Belial, the razor-clawed screaming blob last seen being sewed onto the side of his former Siamese-twin with a needle and yarn…is back! And it’s so bad, it’s good.
Following the events of Basket Case 2, Belial and his normal-looking, former Siamese-twin, Duane, have gone to live in a house full of freaks and mutants who have been shunned from society. However, after Duane’s mental break-down and attempt to sew Belial back onto his waist, Duane has been kept in solitary confinement for a year. In that span of time, Belial’s girlfriend (a similar blob-like monster) has become pregnant. Duane is released from solitary confinement to witness the birth of his nephews, but Belial won’t talk to him. The house full of freaks goes on a road trip to a doctor capable of delivering the babies. However, shortly after their birth, Belial’s babies are stolen by a group of greedy police officers hoping to turn the freaklings in for a reward. How will Belial rescue his screaming blob-babies? A giant robot body, of course.
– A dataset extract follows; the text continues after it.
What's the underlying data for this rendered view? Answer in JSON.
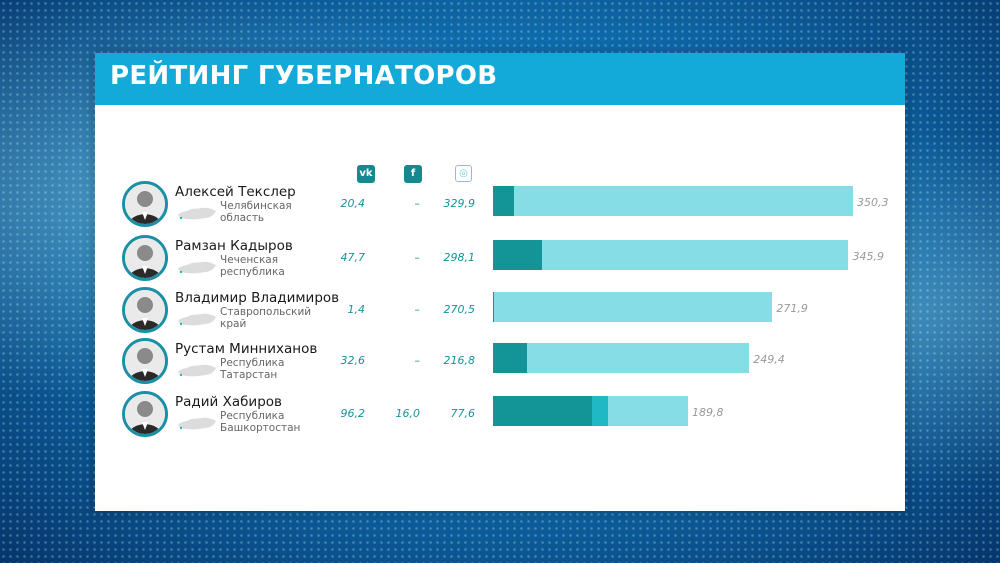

Ah, the Basket Case trilogy, giving a whole new meaning to the term “low budget”. Unlike the first movie, this installment is very blatantly tongue-in-cheek. With all the gratuitous sex, violence and bad acting, one would mistake this for a Troma film at first glance. Still, like the previous films in the franchise, this episode of Basket Case does have a moral to get across. While all the freak-shows living with Belial are truly disgusting and monstrous-looking, it’s the regular people (police officers, no less) who are the real monsters; willing to exploit babies just because they’re ugly. Yeah, I know, not exactly deep, philosophical material, but at least it has a message.
The make-up effects are gruesome but not really “realistic”. However, after only a few minutes of watching the film, you start to realize that nothing about this movie is supposed to be realistic. In one of the better kills in the movie, Belial squeezes a police officer’s neck so tightly his eyeballs and teeth pop out of his face. Physically, it makes no sense, but at least it looks great. Heck, at one point, you even see the boom-mike operator’s reflection, clear as day, for an uncomfortable amount of time. This is not horror to take seriously.
The tongue-in-cheek, dark humor is the best thing about the installment, though. The end, where Belial hunts down the police officers in his robot body (apparently built from an erector’s set) and mauls them to death while Duane casually eats a bowl of cornflakes is pure hilarity.
This is a horror comedy, but may be too stupid for some. You definitely have to be able to appreciate Troma-style horror to like this movie. Otherwise…yeah, it’s kinda dumb. I’d give it a C. Nothing to go out of your way to find, but worth it if you like goofy horror comedies.